Print Version October 30th, 2002
Both those readings make my skin crawl a little—Paul with his comfortable hierarchies and Luke with his tough message to try, try, and try again to enter the kingdom even though you’ll likely as not fail.
Like I said they both upset me. I don’t believe anyone has a fixed station in life they have to put up with. And I don’t believe God closes the door on anyone who asks entry.
But, truth be told, my discomfort comes in part because both those positions—however much I protest—hold a disturbing attraction for me. If the world were static and the place we were born to were fixed I wouldn’t have to bother my head about justice, about fair pay, about women’s ordination, about gay adoption. I could let it all be.

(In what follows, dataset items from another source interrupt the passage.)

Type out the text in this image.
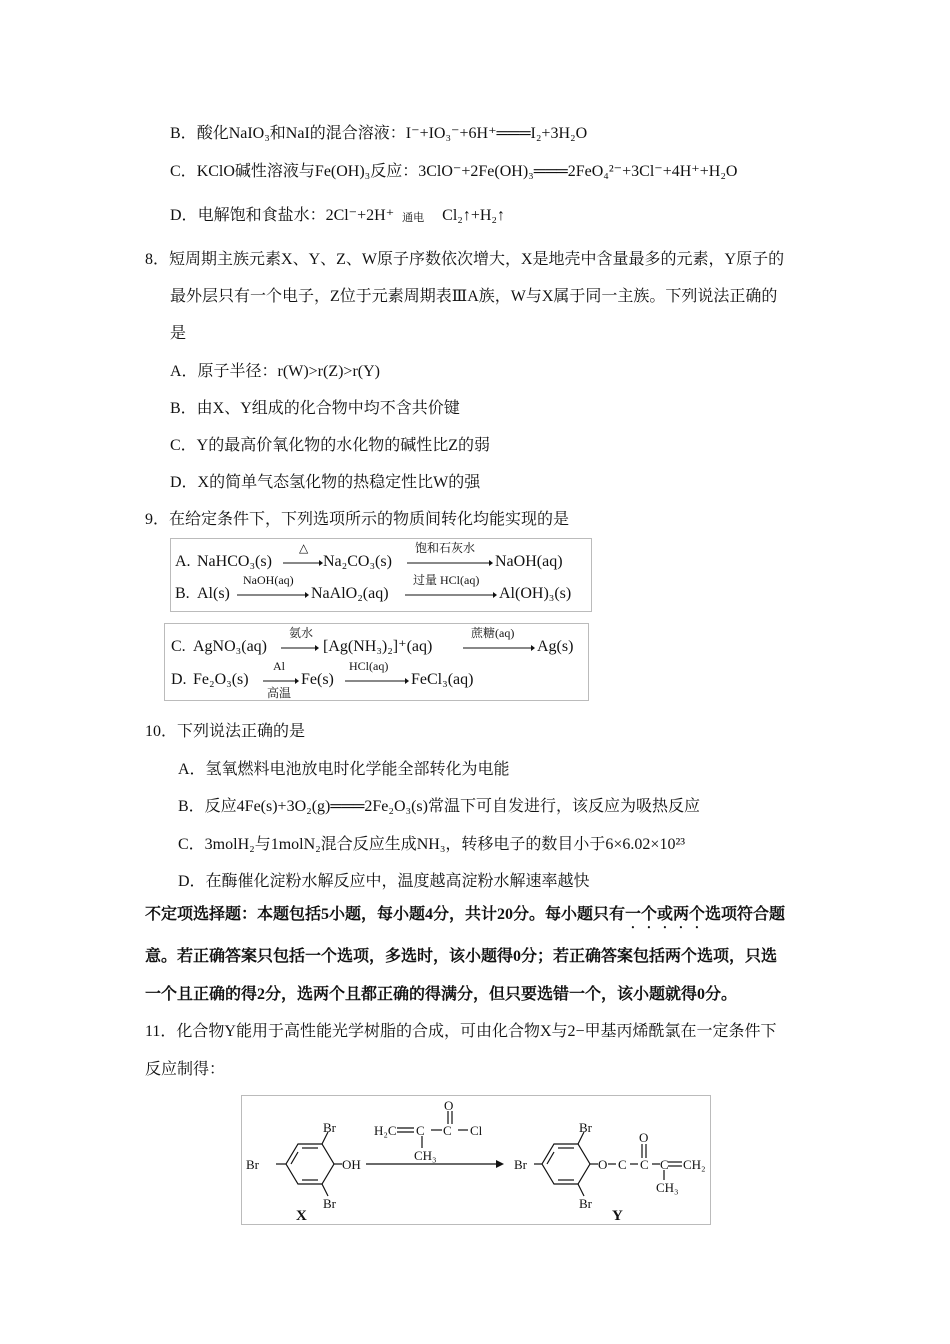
B．酸化NaIO₃和NaI的混合溶液：I⁻+IO₃⁻+6H⁺═══I₂+3H₂O
C．KClO碱性溶液与Fe(OH)₃反应：3ClO⁻+2Fe(OH)₃═══2FeO₄²⁻+3Cl⁻+4H⁺+H₂O
D．电解饱和食盐水：2Cl⁻+2H⁺ 通电 Cl₂↑+H₂↑
8．短周期主族元素X、Y、Z、W原子序数依次增大，X是地壳中含量最多的元素，Y原子的
最外层只有一个电子，Z位于元素周期表ⅢA族，W与X属于同一主族。下列说法正确的
是
A．原子半径：r(W)>r(Z)>r(Y)
B．由X、Y组成的化合物中均不含共价键
C．Y的最高价氧化物的水化物的碱性比Z的弱
D．X的简单气态氢化物的热稳定性比W的强
9．在给定条件下，下列选项所示的物质间转化均能实现的是
A. NaHCO₃(s)
△
Na₂CO₃(s)
饱和石灰水
NaOH(aq)
B. Al(s)
NaOH(aq)
NaAlO₂(aq)
过量 HCl(aq)
Al(OH)₃(s)
C. AgNO₃(aq)
氨水
[Ag(NH₃)₂]⁺(aq)
蔗糖(aq)
Ag(s)
D. Fe₂O₃(s)
Al
高温
Fe(s)
HCl(aq)
FeCl₃(aq)
10．下列说法正确的是
A．氢氧燃料电池放电时化学能全部转化为电能
B．反应4Fe(s)+3O₂(g)═══2Fe₂O₃(s)常温下可自发进行，该反应为吸热反应
C．3molH₂与1molN₂混合反应生成NH₃，转移电子的数目小于6×6.02×10²³
D．在酶催化淀粉水解反应中，温度越高淀粉水解速率越快
不定项选择题：本题包括5小题，每小题4分，共计20分。每小题只有一个或两个选项符合题
意。若正确答案只包括一个选项，多选时，该小题得0分；若正确答案包括两个选项，只选
一个且正确的得2分，选两个且都正确的得满分，但只要选错一个，该小题就得0分。
11．化合物Y能用于高性能光学树脂的合成，可由化合物X与2−甲基丙烯酰氯在一定条件下
反应制得：
Br
Br
Br	OH
H₂C C C
O
Cl
CH₃
Br
Br
Br	O C
O
C C CH₂
CH₃
X	Y
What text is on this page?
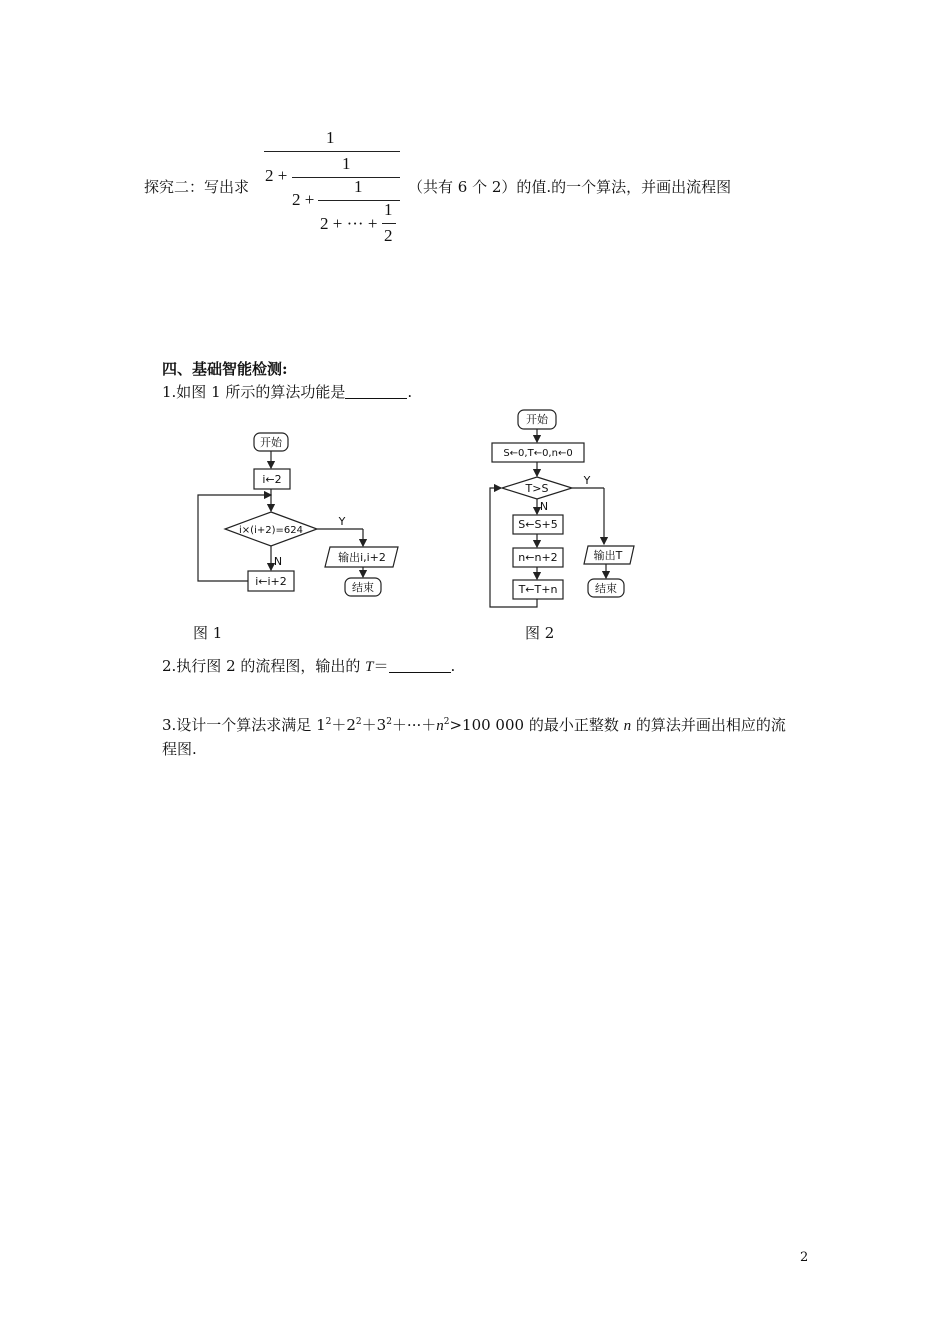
探究二：写出求
1
2 +
1
2 +
1
2 + ··· +
1
2
（共有 6 个 2）的值.的一个算法，并画出流程图
四、基础智能检测:
1.如图 1 所示的算法功能是	.
开始
i←2
i×(i+2)=624
Y
N
i←i+2
输出i,i+2
结束
图 1
开始
S←0,T←0,n←0
T>S
Y
N
S←S+5
n←n+2
T←T+n
输出T
结束
图 2
2.执行图 2 的流程图，输出的 T＝	.
3.设计一个算法求满足 $1^2+2^2+3^2+\cdot\cdot\cdot+n^2>100$ 000 的最小正整数 n 的算法并画出相应的流
程图.
2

But we’ve seen the world change, witnessed it, and what we know that Paul never could have grasped is that the whole order of things is up for grabs—we decide it even as it decides us.
Same with God the doorkeeper. Part of me would be very happy knowing that God has standards—high standards too—it’s the part of me that would look down on any club that would have me as a member. They say the angels fell over that. That when God let them in on the plan to take flesh and become human they couldn’t bear the thought, couldn’t stand to see God so embarrassed, couldn’t stomach God turning the natural order so far upside down. Better to reign in hell than rub shoulders with animals on two legs. … I guess I want standards too. I guess I find it hard to believe that I don’t have to try and try and likely fail. I guess I’d rather fail than lay down the burden and let myself be loved. Because I guess it does come down to love and loving and being loved.
Isn’t it sad? All the running we do, all the hiding, all the reaching after emptiness—when we could be resting in the great wide open arms of love.